HI Thank you for the solution, It is working with sander but stop with pemed.cuda after 1ps. But with sander it is extremely slow could you tell me any solution so that I run this calculations with gpu.

Could you please guide me if i just want to pull the guest out from host from 1-6A away not 18A, with the fraction of .2 to .4

like p1= .2, p2= .4, p3=.6 etc (ligand moves away) how I can do this in these commands

initial_distance = 2.0 pull_distances = np.arange(0.0 + initial_distance, 18.0 + initial_distance, 1.0) release_fractions = []

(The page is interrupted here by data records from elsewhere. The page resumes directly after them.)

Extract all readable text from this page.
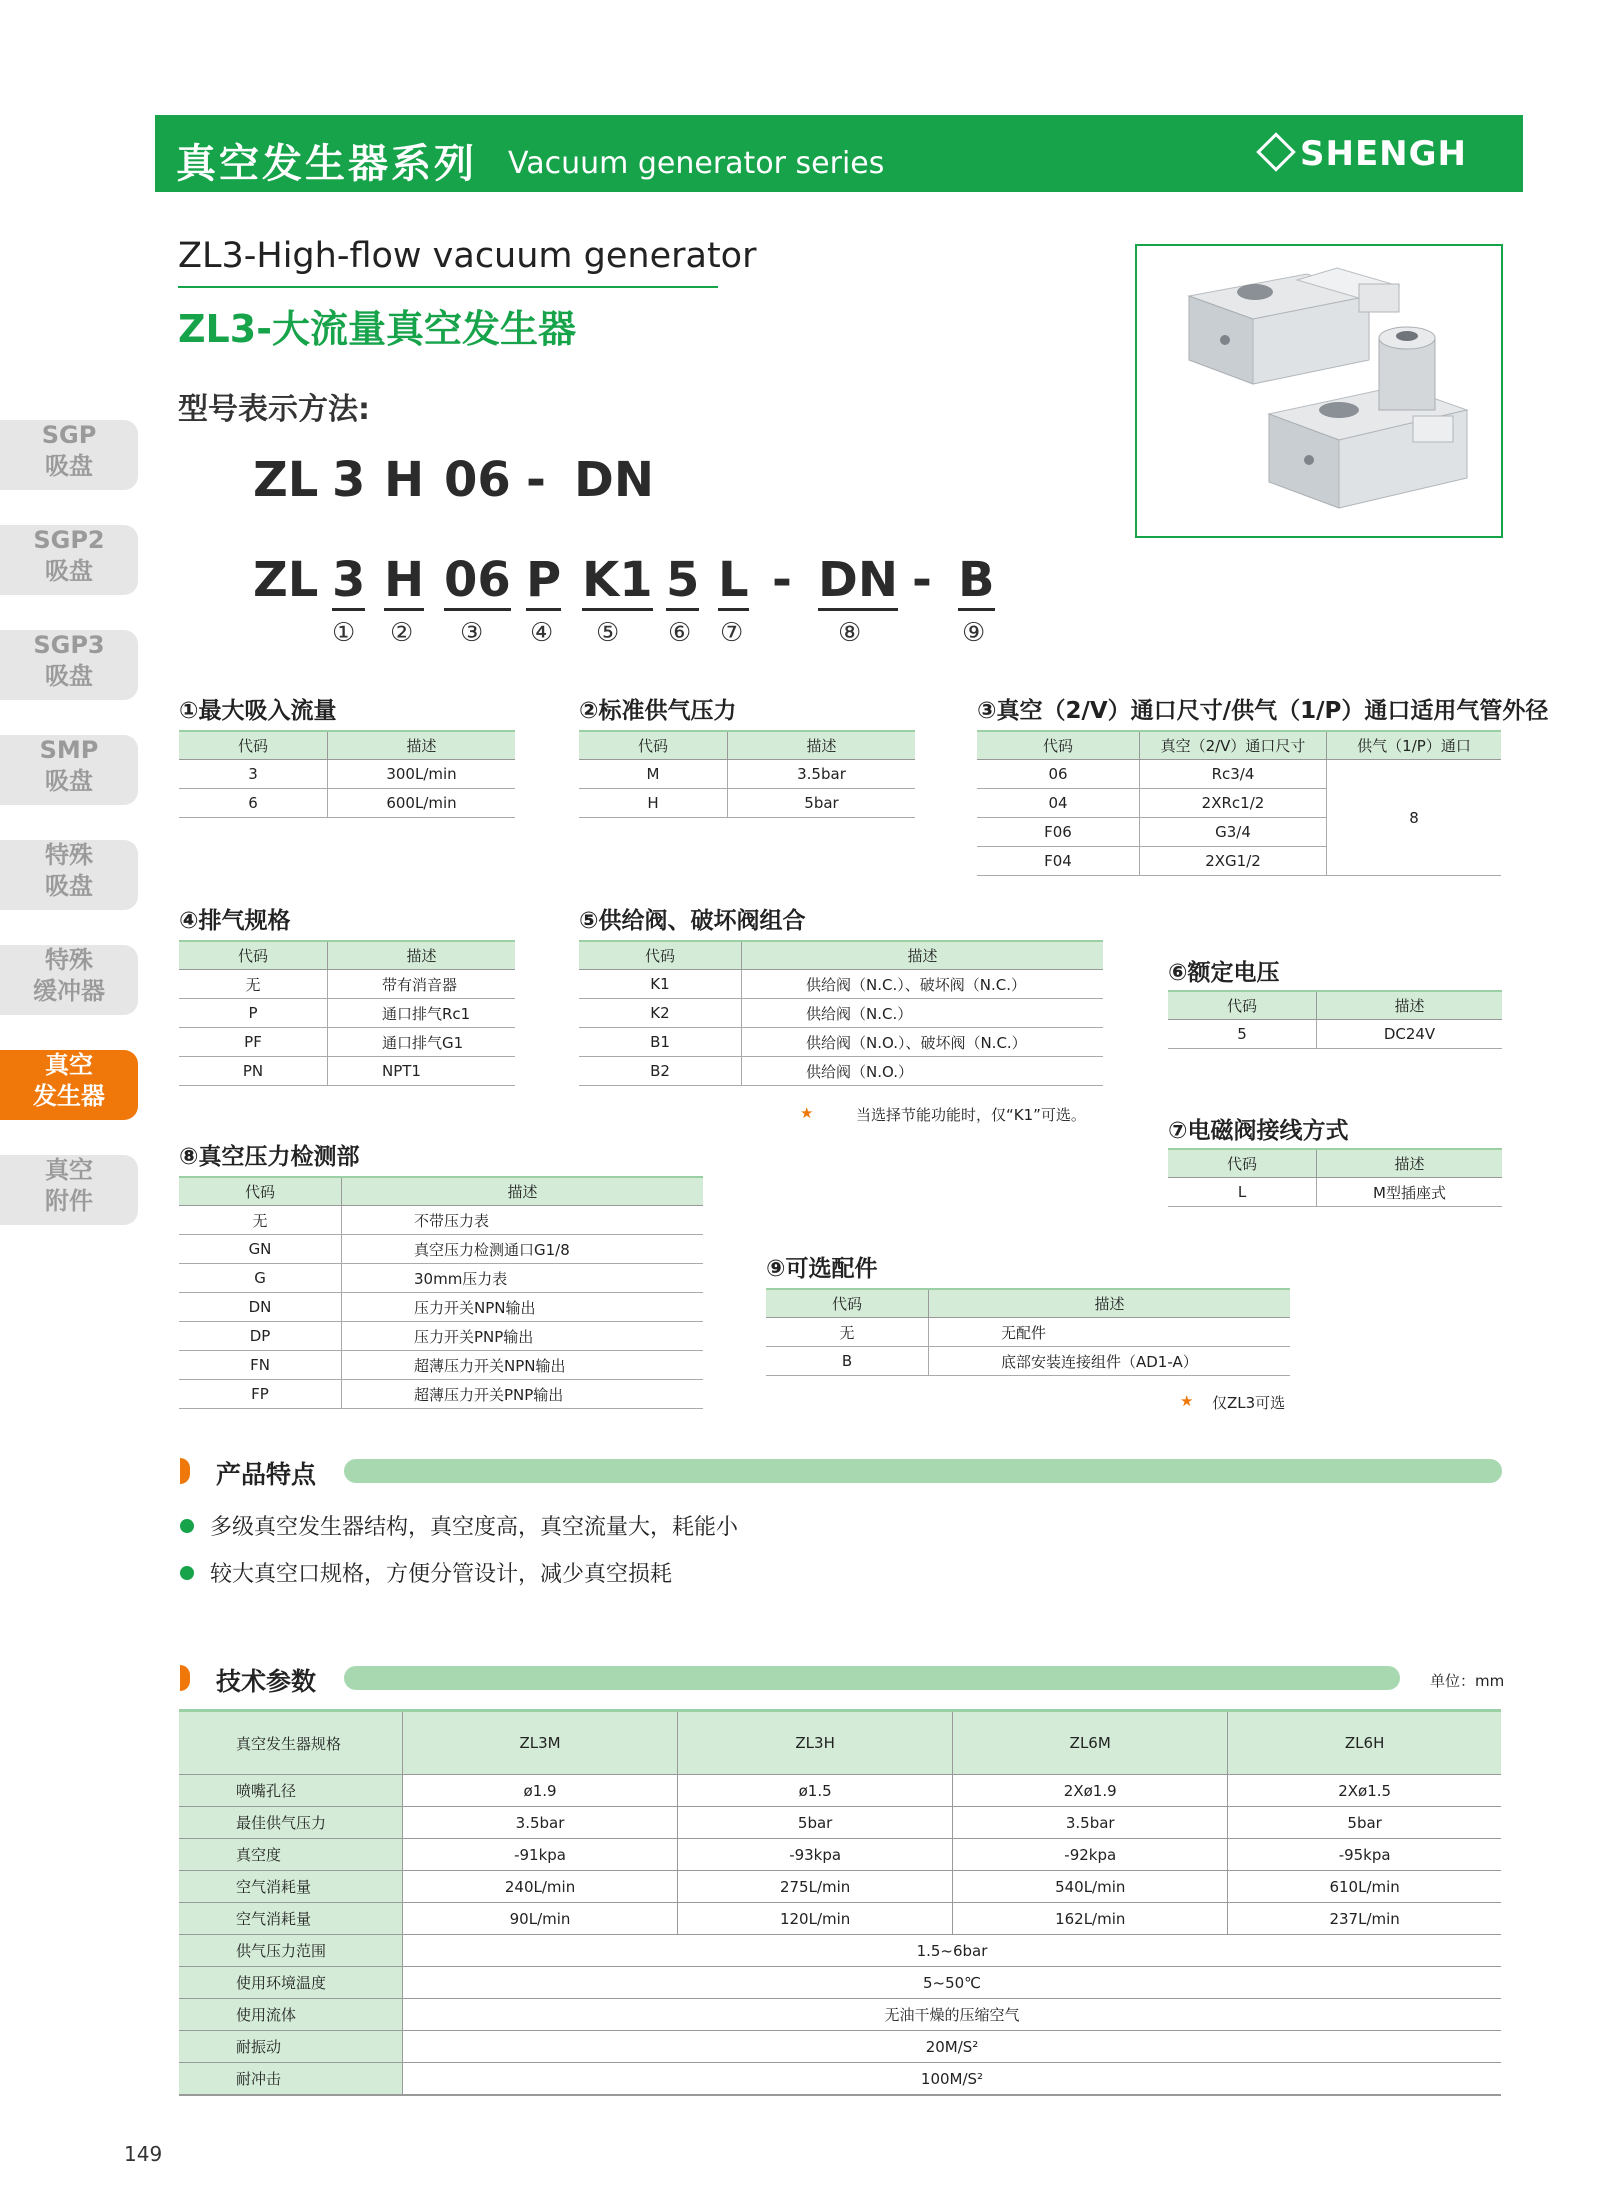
真空发生器系列 Vacuum generator series	SHENGH
ZL3-High-flow vacuum generator
ZL3-大流量真空发生器
型号表示方法:
SGP
吸盘
SGP2
吸盘
SGP3
吸盘
SMP
吸盘
特殊
吸盘
特殊
缓冲器
真空
发生器
真空
附件
ZL 3 H 06 - DN
ZL 3 H 06 P K1 5 L - DN - B
① ② ③ ④ ⑤ ⑥ ⑦	⑧	⑨
①最大吸入流量
代码	描述
3	300L/min
6	600L/min
②标准供气压力
代码	描述
M	3.5bar
H	5bar
③真空（2/V）通口尺寸/供气（1/P）通口适用气管外径
代码	真空（2/V）通口尺寸	供气（1/P）通口
06	Rc3/4	8
04	2XRc1/2	
F06	G3/4	
F04	2XG1/2	
④排气规格
代码	描述
无	带有消音器
P	通口排气Rc1
PF	通口排气G1
PN	NPT1
⑤供给阀、破坏阀组合
代码	描述
K1	供给阀（N.C.）、破坏阀（N.C.）
K2	供给阀（N.C.）
B1	供给阀（N.O.）、破坏阀（N.C.）
B2	供给阀（N.O.）
★	当选择节能功能时，仅“K1”可选。
⑥额定电压
代码	描述
5	DC24V
⑦电磁阀接线方式
代码	描述
L	M型插座式
⑧真空压力检测部
代码	描述
无	不带压力表
GN	真空压力检测通口G1/8
G	30mm压力表
DN	压力开关NPN输出
DP	压力开关PNP输出
FN	超薄压力开关NPN输出
FP	超薄压力开关PNP输出
⑨可选配件
代码	描述
无	无配件
B	底部安装连接组件（AD1-A）
★ 仅ZL3可选
产品特点
多级真空发生器结构，真空度高，真空流量大，耗能小
较大真空口规格，方便分管设计，减少真空损耗
技术参数	单位：mm
真空发生器规格	ZL3M	ZL3H	ZL6M	ZL6H
喷嘴孔径	ø1.9	ø1.5	2Xø1.9	2Xø1.5
最佳供气压力	3.5bar	5bar	3.5bar	5bar
真空度	-91kpa	-93kpa	-92kpa	-95kpa
空气消耗量	240L/min	275L/min	540L/min	610L/min
空气消耗量	90L/min	120L/min	162L/min	237L/min
供气压力范围	1.5~6bar			
使用环境温度	5~50℃			
使用流体	无油干燥的压缩空气			
耐振动	20M/S²			
耐冲击	100M/S²			
149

windows = [len(attach_fractions), len(pull_distances), len(release_fractions)]

Best

jeff231li commented 3 years ago

You specify the pull distances using a Numpy array, the example in the README file uses the arange function but you can use other Numpy functions (like linspace). Take a look at the Numpy documentation for the arange function.

If you use the GPU version of Amber (pmemd.cuda) your simulations will crash (too large volume change) if the periodic box has not relaxed to an equilibrium state. To overcome this issue, run a short MD with sander or pmemd.MPI, then switch to pmemd.cuda.

jeff231li commented 1 year ago

Closing, I assume you have the simulations working now. Feel free to reopen if you're still running into problems.